For Joe Duplantier, Gojira is more than just a band. It’s more, even, than a vehicle to get across the urgent messages which underpin their music. “It’s a philosophical sort of quest,” he says. “Why are we here, what can we do to feel better in our shoes on an everyday basis? And it’s about our fears of dying, our fears of living, or breaking the boundaries, or finding one’s self. It’s therapeutic.”
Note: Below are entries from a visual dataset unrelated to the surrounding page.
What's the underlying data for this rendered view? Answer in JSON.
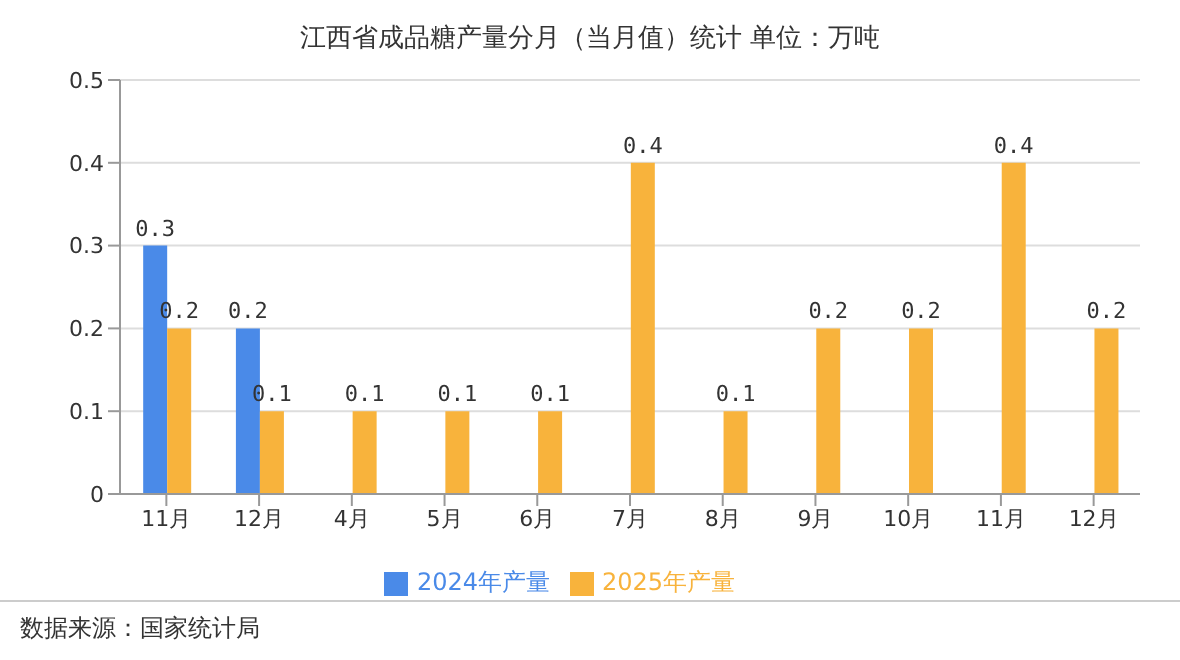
{
  "chart_data": {
    "type": "bar",
    "title": "江西省成品糖产量分月（当月值）统计  单位：万吨",
    "categories": [
      "11月",
      "12月",
      "4月",
      "5月",
      "6月",
      "7月",
      "8月",
      "9月",
      "10月",
      "11月",
      "12月"
    ],
    "series": [
      {
        "name": "2024年产量",
        "color": "#4a8ae8",
        "values": [
          0.3,
          0.2,
          null,
          null,
          null,
          null,
          null,
          null,
          null,
          null,
          null
        ]
      },
      {
        "name": "2025年产量",
        "color": "#f8b33c",
        "values": [
          0.2,
          0.1,
          0.1,
          0.1,
          0.1,
          0.4,
          0.1,
          0.2,
          0.2,
          0.4,
          0.2
        ]
      }
    ],
    "ylim": [
      0,
      0.5
    ],
    "yticks": [
      0,
      0.1,
      0.2,
      0.3,
      0.4,
      0.5
    ],
    "grid": "y",
    "legend": "bottom",
    "data_labels": true,
    "annotations": [
      "数据来源：国家统计局"
    ]
  }
}
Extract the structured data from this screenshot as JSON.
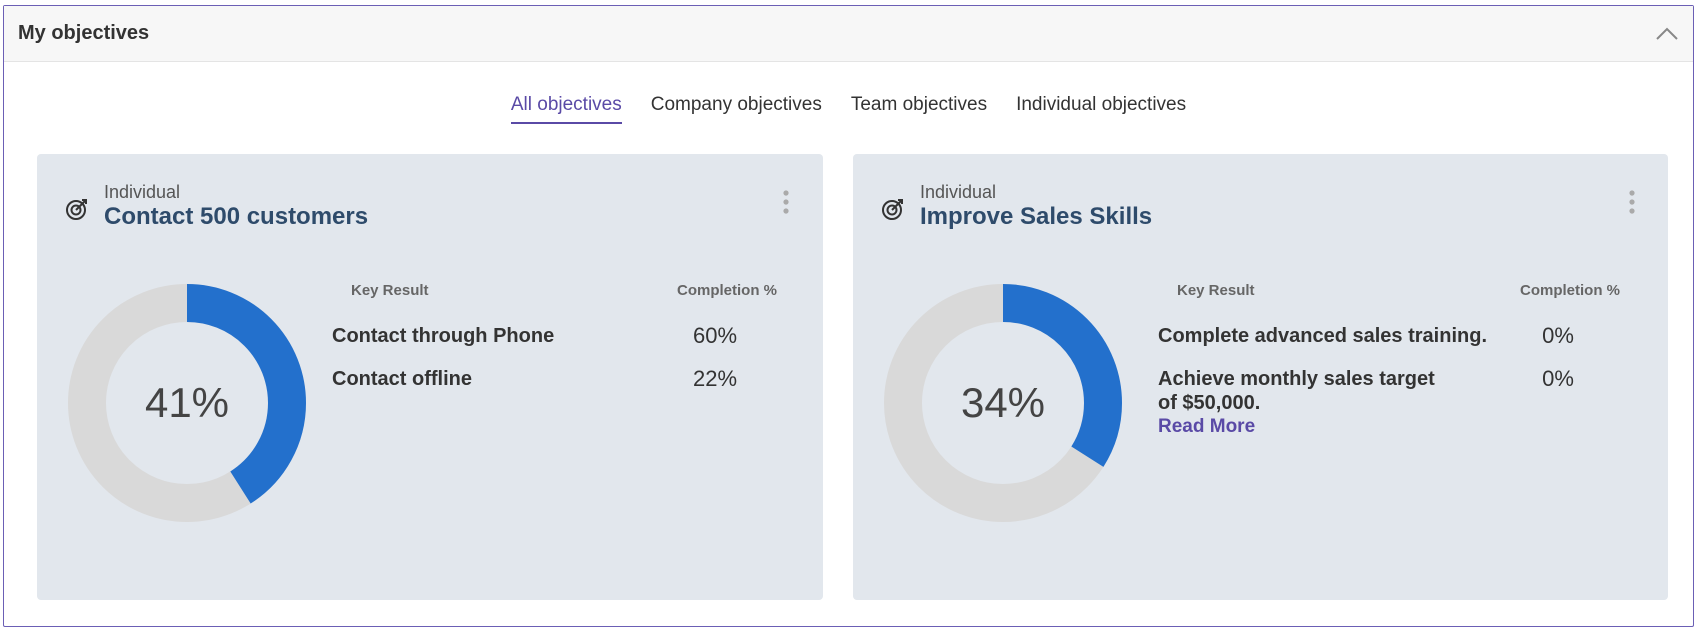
{
  "header": {
    "title": "My objectives",
    "collapse_icon": "chevron-up-icon"
  },
  "tabs": [
    {
      "label": "All objectives",
      "active": true
    },
    {
      "label": "Company objectives",
      "active": false
    },
    {
      "label": "Team objectives",
      "active": false
    },
    {
      "label": "Individual objectives",
      "active": false
    }
  ],
  "colors": {
    "accent": "#5a4aa6",
    "progress": "#2370cc",
    "track": "#d9d9d9",
    "card_bg": "#e2e7ed"
  },
  "cards": [
    {
      "type": "Individual",
      "title": "Contact 500 customers",
      "progress": 41,
      "progress_label": "41%",
      "kr_header": "Key Result",
      "completion_header": "Completion %",
      "key_results": [
        {
          "name": "Contact through Phone",
          "completion": "60%"
        },
        {
          "name": "Contact offline",
          "completion": "22%"
        }
      ]
    },
    {
      "type": "Individual",
      "title": "Improve Sales Skills",
      "progress": 34,
      "progress_label": "34%",
      "kr_header": "Key Result",
      "completion_header": "Completion %",
      "key_results": [
        {
          "name": "Complete advanced sales training.",
          "completion": "0%"
        },
        {
          "name": "Achieve monthly sales target of $50,000.",
          "completion": "0%"
        }
      ],
      "read_more": "Read More"
    }
  ]
}
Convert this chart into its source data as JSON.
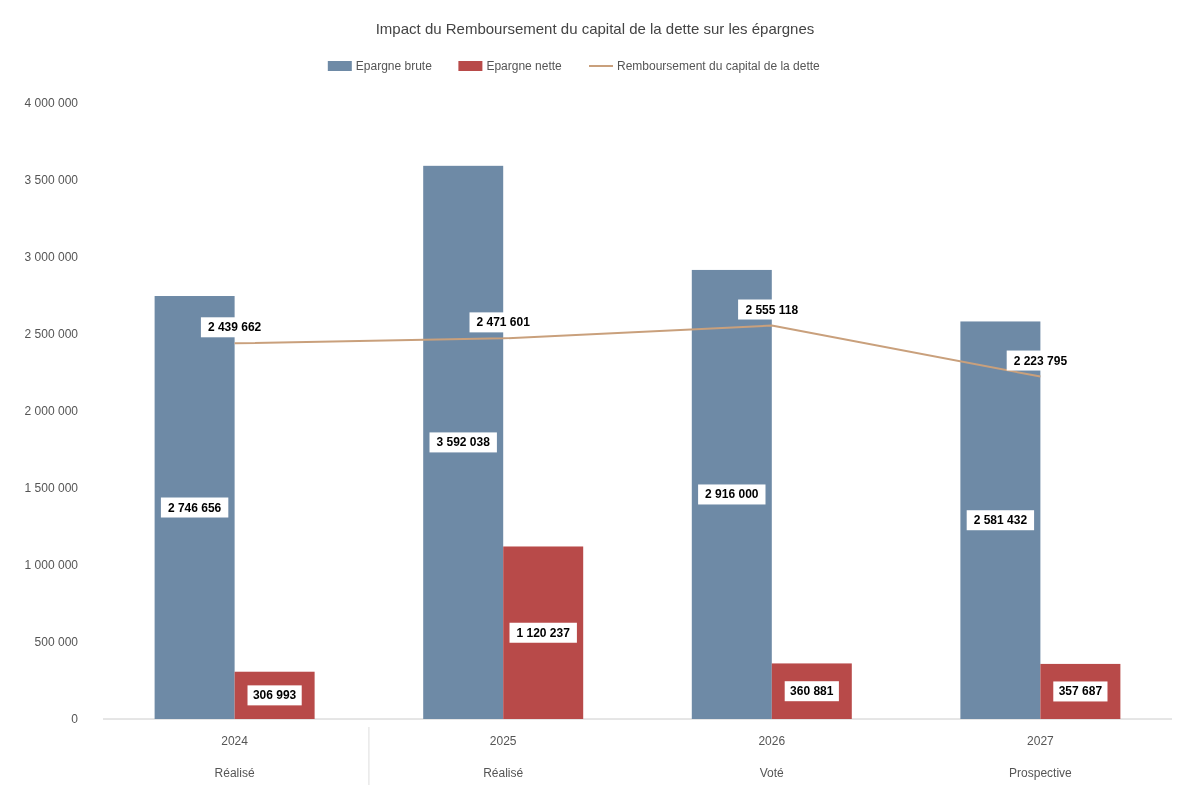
{
  "chart_data": {
    "type": "bar",
    "title": "Impact du Remboursement du capital de la dette sur les épargnes",
    "categories": [
      "2024\nRéalisé",
      "2025\nRéalisé",
      "2026\nVoté",
      "2027\nProspective"
    ],
    "series": [
      {
        "name": "Epargne brute",
        "color": "#6e8aa6",
        "values": [
          2746656,
          3592038,
          2916000,
          2581432
        ]
      },
      {
        "name": "Epargne nette",
        "color": "#b84a49",
        "values": [
          306993,
          1120237,
          360881,
          357687
        ]
      },
      {
        "name": "Remboursement du capital de la dette",
        "type": "line",
        "color": "#c9a07c",
        "values": [
          2439662,
          2471601,
          2555118,
          2223795
        ]
      }
    ],
    "ylim": [
      0,
      4000000
    ],
    "yticks": [
      0,
      {
        "value": 500000,
        "label": "500 000"
      },
      {
        "value": 1000000,
        "label": "1 000 000"
      },
      {
        "value": 1500000,
        "label": "1 500 000"
      },
      {
        "value": 2000000,
        "label": "2 000 000"
      },
      {
        "value": 2500000,
        "label": "2 500 000"
      },
      {
        "value": 3000000,
        "label": "3 000 000"
      },
      {
        "value": 3500000,
        "label": "3 500 000"
      },
      {
        "value": 4000000,
        "label": "4 000 000"
      }
    ],
    "data_labels": true,
    "legend": "top",
    "grid": false,
    "line_style": "solid"
  }
}
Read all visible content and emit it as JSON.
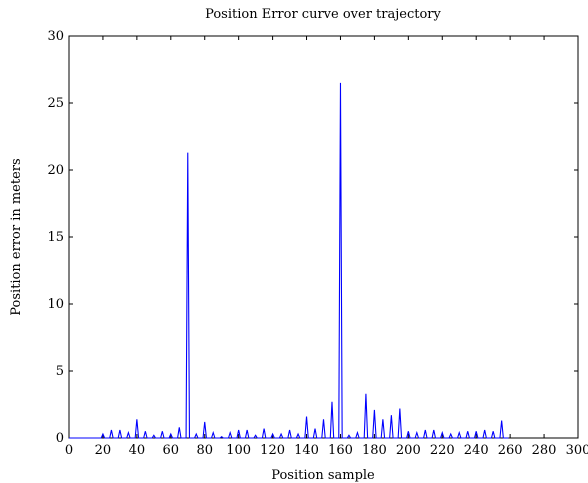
{
  "chart_data": {
    "type": "line",
    "title": "Position Error curve over trajectory",
    "xlabel": "Position sample",
    "ylabel": "Position error in meters",
    "xlim": [
      0,
      300
    ],
    "ylim": [
      0,
      30
    ],
    "xticks": [
      0,
      20,
      40,
      60,
      80,
      100,
      120,
      140,
      160,
      180,
      200,
      220,
      240,
      260,
      280,
      300
    ],
    "yticks": [
      0,
      5,
      10,
      15,
      20,
      25,
      30
    ],
    "grid": false,
    "series": [
      {
        "color": "#0000ff",
        "x": [
          0,
          19,
          20,
          21,
          24,
          25,
          26,
          29,
          30,
          31,
          34,
          35,
          36,
          39,
          40,
          41,
          44,
          45,
          46,
          49,
          50,
          51,
          54,
          55,
          56,
          59,
          60,
          61,
          64,
          65,
          66,
          69,
          70,
          71,
          74,
          75,
          76,
          79,
          80,
          81,
          84,
          85,
          86,
          89,
          90,
          91,
          94,
          95,
          96,
          99,
          100,
          101,
          104,
          105,
          106,
          109,
          110,
          111,
          114,
          115,
          116,
          119,
          120,
          121,
          124,
          125,
          126,
          129,
          130,
          131,
          134,
          135,
          136,
          139,
          140,
          141,
          144,
          145,
          146,
          149,
          150,
          151,
          154,
          155,
          156,
          159,
          160,
          161,
          164,
          165,
          166,
          169,
          170,
          171,
          174,
          175,
          176,
          179,
          180,
          181,
          184,
          185,
          186,
          189,
          190,
          191,
          194,
          195,
          196,
          199,
          200,
          201,
          204,
          205,
          206,
          209,
          210,
          211,
          214,
          215,
          216,
          219,
          220,
          221,
          224,
          225,
          226,
          229,
          230,
          231,
          234,
          235,
          236,
          239,
          240,
          241,
          244,
          245,
          246,
          249,
          250,
          251,
          254,
          255,
          256,
          259
        ],
        "y": [
          0,
          0,
          0.3,
          0,
          0,
          0.6,
          0,
          0,
          0.6,
          0,
          0,
          0.4,
          0,
          0,
          1.4,
          0,
          0,
          0.5,
          0,
          0,
          0.2,
          0,
          0,
          0.5,
          0,
          0,
          0.3,
          0,
          0,
          0.8,
          0,
          0,
          21.3,
          0,
          0,
          0.3,
          0,
          0,
          1.2,
          0,
          0,
          0.4,
          0,
          0,
          0.1,
          0,
          0,
          0.4,
          0,
          0,
          0.6,
          0,
          0,
          0.6,
          0,
          0,
          0.2,
          0,
          0,
          0.7,
          0,
          0,
          0.3,
          0,
          0,
          0.3,
          0,
          0,
          0.6,
          0,
          0,
          0.3,
          0,
          0,
          1.6,
          0,
          0,
          0.7,
          0,
          0,
          1.4,
          0,
          0,
          2.7,
          0,
          0,
          26.5,
          0,
          0,
          0.2,
          0,
          0,
          0.4,
          0,
          0,
          3.3,
          0,
          0,
          2.1,
          0,
          0,
          1.4,
          0,
          0,
          1.7,
          0,
          0,
          2.2,
          0,
          0,
          0.5,
          0,
          0,
          0.4,
          0,
          0,
          0.6,
          0,
          0,
          0.6,
          0,
          0,
          0.4,
          0,
          0,
          0.3,
          0,
          0,
          0.4,
          0,
          0,
          0.5,
          0,
          0,
          0.5,
          0,
          0,
          0.6,
          0,
          0,
          0.5,
          0,
          0,
          1.3,
          0,
          0
        ]
      }
    ]
  }
}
But if Joe needs the band he has spent the last 25 years building, then the world needs them even more right now. If Fortitude feels like an important album, that’s because it is. It arrives at a tipping point – a moment when the world feels on the brink of toppling into chaos – and provides both a lifeline and a rallying call for their fans; if a band from an obscure French backwater can achieve this much through focus, perseverance and sheer force of will, then you can too.
Gojira embody a sea change in metal too. The old clichés – sex, drugs and the rest of it – are thankfully dying out. The scene is looking outwards as well as inwards, acknowledging the existential crisis every one of us faces as the planet heads towards political, personal and environmental ruin. With Fortitude, Gojira have delivered the perfect soundtrack – one that calls on everybody to pull together to get us out of this mess.
“You just ask yourself what you want to be in this life, what you want to achieve,” says Mario Duplantier. “Words are great, music is great, but action is something concrete.”
The Gojira that made Fortitude may feel like a different beast to the Gojira that made Terra Incognita or From Mars To Sirius, but it’s just the wrapper that has changed. Scratch the surface and you can still see the death metal fans beneath. “It’s in our DNA,” says Joe Duplantier. “Some people like to climb cliffs or fly kites… we like to melt faces.”